We also tested whether the behavioural recovery induced by the combination therapy reflected structural changes, such as the density of dendritic spines. The density of spines on hippocampal CA1 pyramidal neurons was analyzed in Tg2576 mice and their WT littermates using an optimized Golgi impregnation method. In line with previous findings [18], a significantly lower density of apical dendrites was found on CA1 pyramidal neurons in Tg2576 mice than in WT mice (t(70) = 3.9, p ≤ 0.001: Additional file 1: Figure S3b), while treatment with tadalafil, vorinostat or the combination of these drugs reversed the deficit in spine density on apical CA1 dendrites, which returned to control values (F(3,141) = 12.6, p ≤ 0.001: Fig. 4e). These results suggest that the reduction in spine density is reversible even long after disease onset, which might account for the memory improvement observed and maintained for 4 weeks after washout. However, other mechanisms may influence memory recovery since the effect on dendritic spine density in the mice that receive tadalafil alone was not correlated with the behavioural data.
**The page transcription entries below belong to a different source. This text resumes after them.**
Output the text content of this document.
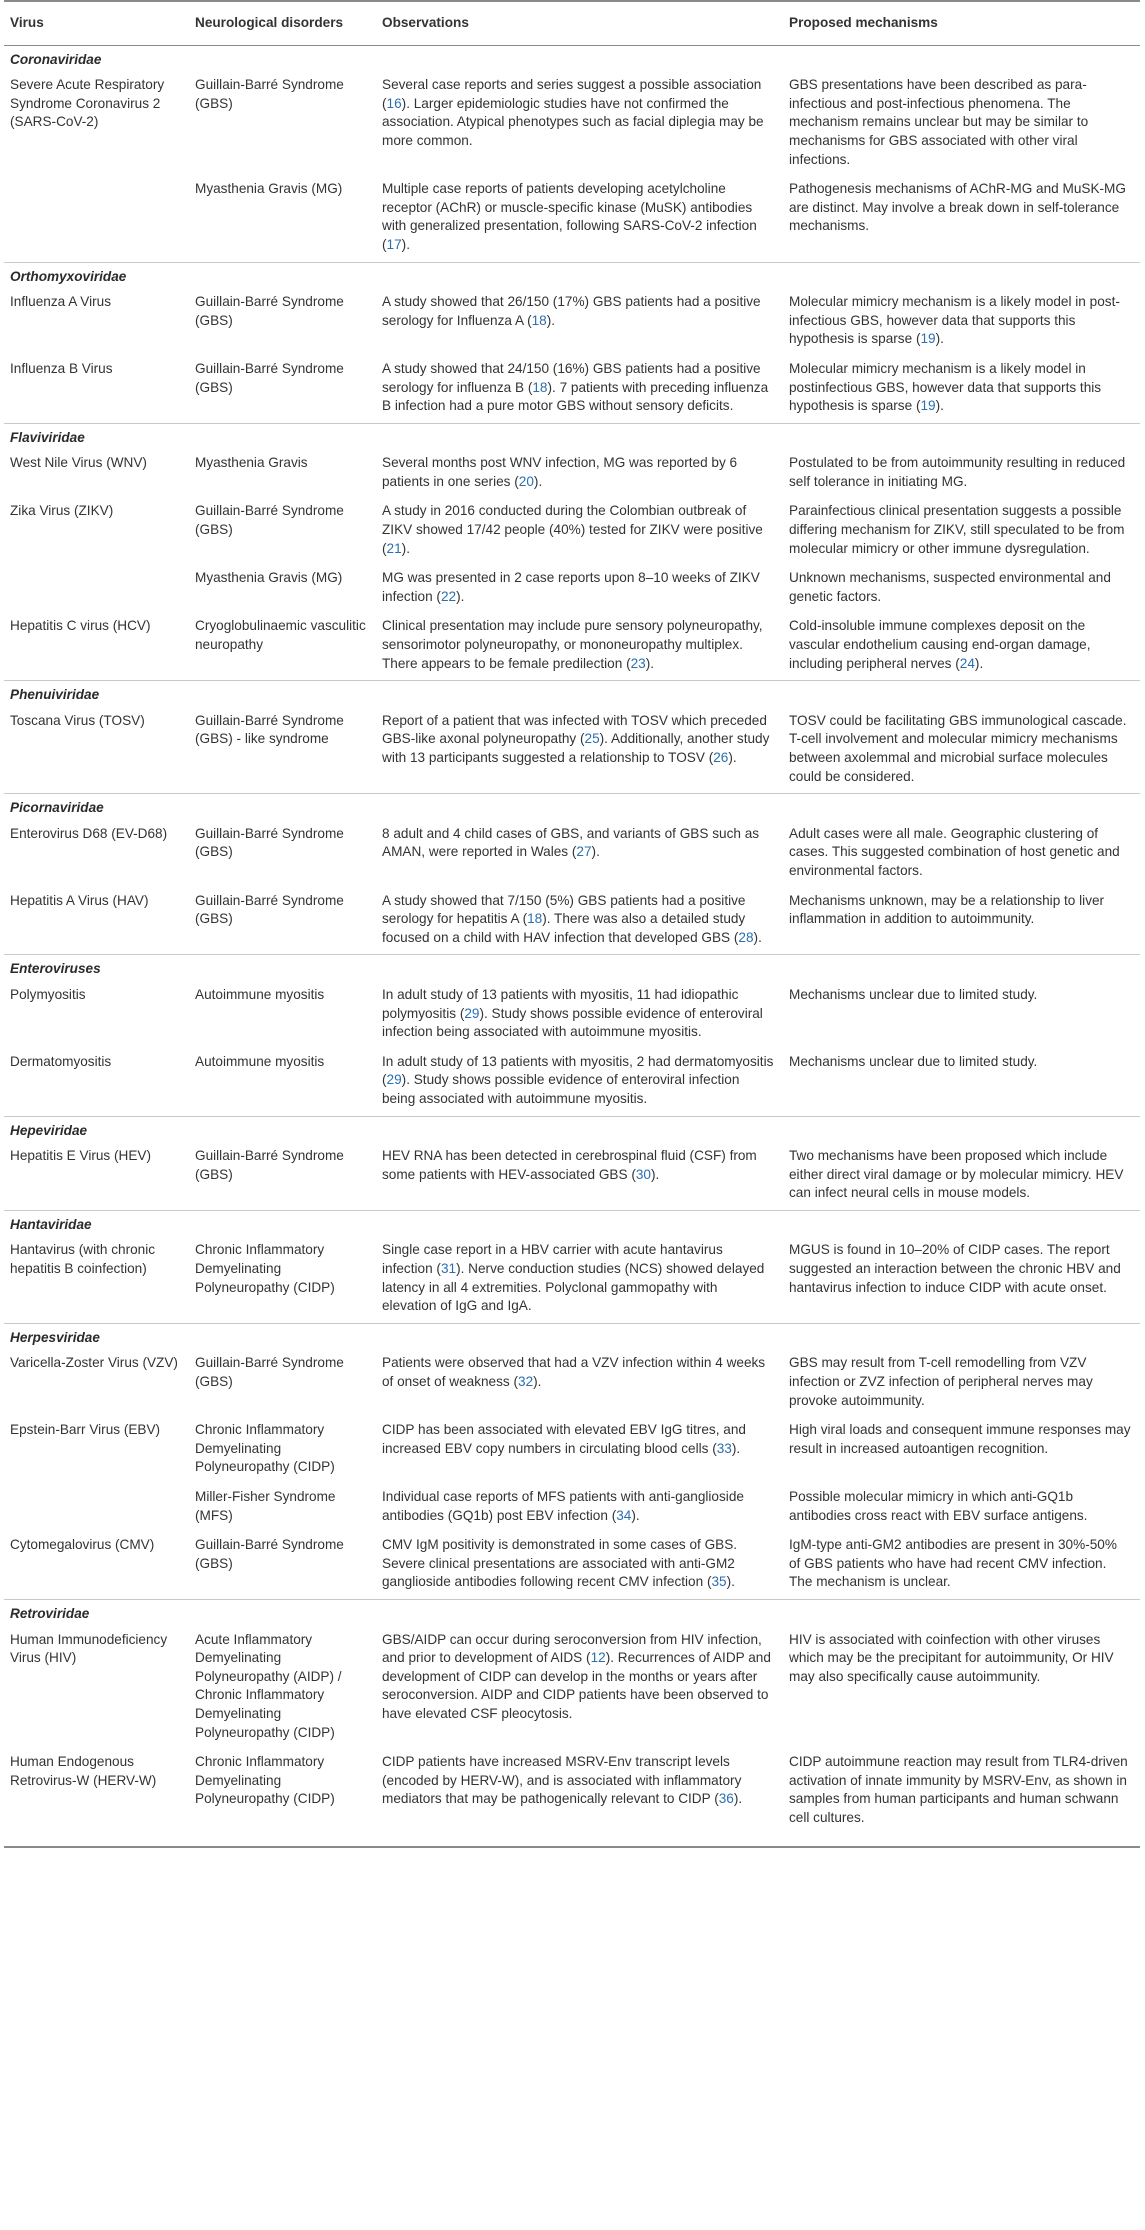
Virus	Neurological disorders	Observations	Proposed mechanisms
Coronaviridae			
Severe Acute Respiratory Syndrome Coronavirus 2 (SARS-CoV-2)	Guillain-Barré Syndrome (GBS)	Several case reports and series suggest a possible association (16). Larger epidemiologic studies have not confirmed the association. Atypical phenotypes such as facial diplegia may be more common.	GBS presentations have been described as para-infectious and post-infectious phenomena. The mechanism remains unclear but may be similar to mechanisms for GBS associated with other viral infections.
	Myasthenia Gravis (MG)	Multiple case reports of patients developing acetylcholine receptor (AChR) or muscle-specific kinase (MuSK) antibodies with generalized presentation, following SARS-CoV-2 infection (17).	Pathogenesis mechanisms of AChR-MG and MuSK-MG are distinct. May involve a break down in self-tolerance mechanisms.
Orthomyxoviridae			
Influenza A Virus	Guillain-Barré Syndrome (GBS)	A study showed that 26/150 (17%) GBS patients had a positive serology for Influenza A (18).	Molecular mimicry mechanism is a likely model in post-infectious GBS, however data that supports this hypothesis is sparse (19).
Influenza B Virus	Guillain-Barré Syndrome (GBS)	A study showed that 24/150 (16%) GBS patients had a positive serology for influenza B (18). 7 patients with preceding influenza B infection had a pure motor GBS without sensory deficits.	Molecular mimicry mechanism is a likely model in postinfectious GBS, however data that supports this hypothesis is sparse (19).
Flaviviridae			
West Nile Virus (WNV)	Myasthenia Gravis	Several months post WNV infection, MG was reported by 6 patients in one series (20).	Postulated to be from autoimmunity resulting in reduced self tolerance in initiating MG.
Zika Virus (ZIKV)	Guillain-Barré Syndrome (GBS)	A study in 2016 conducted during the Colombian outbreak of ZIKV showed 17/42 people (40%) tested for ZIKV were positive (21).	Parainfectious clinical presentation suggests a possible differing mechanism for ZIKV, still speculated to be from molecular mimicry or other immune dysregulation.
	Myasthenia Gravis (MG)	MG was presented in 2 case reports upon 8–10 weeks of ZIKV infection (22).	Unknown mechanisms, suspected environmental and genetic factors.
Hepatitis C virus (HCV)	Cryoglobulinaemic vasculitic neuropathy	Clinical presentation may include pure sensory polyneuropathy, sensorimotor polyneuropathy, or mononeuropathy multiplex. There appears to be female predilection (23).	Cold-insoluble immune complexes deposit on the vascular endothelium causing end-organ damage, including peripheral nerves (24).
Phenuiviridae			
Toscana Virus (TOSV)	Guillain-Barré Syndrome (GBS) - like syndrome	Report of a patient that was infected with TOSV which preceded GBS-like axonal polyneuropathy (25). Additionally, another study with 13 participants suggested a relationship to TOSV (26).	TOSV could be facilitating GBS immunological cascade. T-cell involvement and molecular mimicry mechanisms between axolemmal and microbial surface molecules could be considered.
Picornaviridae			
Enterovirus D68 (EV-D68)	Guillain-Barré Syndrome (GBS)	8 adult and 4 child cases of GBS, and variants of GBS such as AMAN, were reported in Wales (27).	Adult cases were all male. Geographic clustering of cases. This suggested combination of host genetic and environmental factors.
Hepatitis A Virus (HAV)	Guillain-Barré Syndrome (GBS)	A study showed that 7/150 (5%) GBS patients had a positive serology for hepatitis A (18). There was also a detailed study focused on a child with HAV infection that developed GBS (28).	Mechanisms unknown, may be a relationship to liver inflammation in addition to autoimmunity.
Enteroviruses			
Polymyositis	Autoimmune myositis	In adult study of 13 patients with myositis, 11 had idiopathic polymyositis (29). Study shows possible evidence of enteroviral infection being associated with autoimmune myositis.	Mechanisms unclear due to limited study.
Dermatomyositis	Autoimmune myositis	In adult study of 13 patients with myositis, 2 had dermatomyositis (29). Study shows possible evidence of enteroviral infection being associated with autoimmune myositis.	Mechanisms unclear due to limited study.
Hepeviridae			
Hepatitis E Virus (HEV)	Guillain-Barré Syndrome (GBS)	HEV RNA has been detected in cerebrospinal fluid (CSF) from some patients with HEV-associated GBS (30).	Two mechanisms have been proposed which include either direct viral damage or by molecular mimicry. HEV can infect neural cells in mouse models.
Hantaviridae			
Hantavirus (with chronic hepatitis B coinfection)	Chronic Inflammatory Demyelinating Polyneuropathy (CIDP)	Single case report in a HBV carrier with acute hantavirus infection (31). Nerve conduction studies (NCS) showed delayed latency in all 4 extremities. Polyclonal gammopathy with elevation of IgG and IgA.	MGUS is found in 10–20% of CIDP cases. The report suggested an interaction between the chronic HBV and hantavirus infection to induce CIDP with acute onset.
Herpesviridae			
Varicella-Zoster Virus (VZV)	Guillain-Barré Syndrome (GBS)	Patients were observed that had a VZV infection within 4 weeks of onset of weakness (32).	GBS may result from T-cell remodelling from VZV infection or ZVZ infection of peripheral nerves may provoke autoimmunity.
Epstein-Barr Virus (EBV)	Chronic Inflammatory Demyelinating Polyneuropathy (CIDP)	CIDP has been associated with elevated EBV IgG titres, and increased EBV copy numbers in circulating blood cells (33).	High viral loads and consequent immune responses may result in increased autoantigen recognition.
	Miller-Fisher Syndrome (MFS)	Individual case reports of MFS patients with anti-ganglioside antibodies (GQ1b) post EBV infection (34).	Possible molecular mimicry in which anti-GQ1b antibodies cross react with EBV surface antigens.
Cytomegalovirus (CMV)	Guillain-Barré Syndrome (GBS)	CMV IgM positivity is demonstrated in some cases of GBS. Severe clinical presentations are associated with anti-GM2 ganglioside antibodies following recent CMV infection (35).	IgM-type anti-GM2 antibodies are present in 30%-50% of GBS patients who have had recent CMV infection. The mechanism is unclear.
Retroviridae			
Human Immunodeficiency Virus (HIV)	Acute Inflammatory Demyelinating Polyneuropathy (AIDP) / Chronic Inflammatory Demyelinating Polyneuropathy (CIDP)	GBS/AIDP can occur during seroconversion from HIV infection, and prior to development of AIDS (12). Recurrences of AIDP and development of CIDP can develop in the months or years after seroconversion. AIDP and CIDP patients have been observed to have elevated CSF pleocytosis.	HIV is associated with coinfection with other viruses which may be the precipitant for autoimmunity, Or HIV may also specifically cause autoimmunity.
Human Endogenous Retrovirus-W (HERV-W)	Chronic Inflammatory Demyelinating Polyneuropathy (CIDP)	CIDP patients have increased MSRV-Env transcript levels (encoded by HERV-W), and is associated with inflammatory mediators that may be pathogenically relevant to CIDP (36).	CIDP autoimmune reaction may result from TLR4-driven activation of innate immunity by MSRV-Env, as shown in samples from human participants and human schwann cell cultures.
Gene expression induced by vorinostat, tadalafil and the combination of the two in the hippocampus of Tg2576 mice
To better define the pathways and networks enhanced by the different treatments, we adopted a non-parametric approach implemented in the Gene Set Enrichment Analysis (GSEA) software to determine the genes upregulated by these drugs [19]. GSEA allowed us to determine the pathways and gene signatures enriched among 95 gene sets selected on the basis of memory function and related to AD. GSEA was carried out on the ranked lists reflecting the changes in the microarray studies performed, and the enriched gene sets included those participating in aging and AD-related cellular processes and pathways (reactome amyloids, aging brain, highly calcium permeable postsynaptic nicotinic acetylcholine receptors, among others), providing evidence for an AD-related phenotype. Except for the mice that received vorinostat, several of the gene sets enriched by the other treatments were connected directly with CREB-dependent genes (M15359, combination versus saline, p = 0.008 and tadalafil versus saline, p = 0.002; M11370, combination versus saline, p = 0.010 and tadalafil versus saline, p = 0.045; M19129, combination versus saline, p = 0.023). Interestingly, the analysis identified enriched pathways and gene signatures associated with synaptic transmission (M2923) through the genes upregulated in the hippocampus of mice administered the combined therapy (vorinostat and tadalafil, p = 0.042), but not the individual treatments alone (vorinostat or tadalafil). This suggests that the transcriptional consequences of targeting HDAC and PDE5 together may underlie the recovery of memory function observed in the treated animals.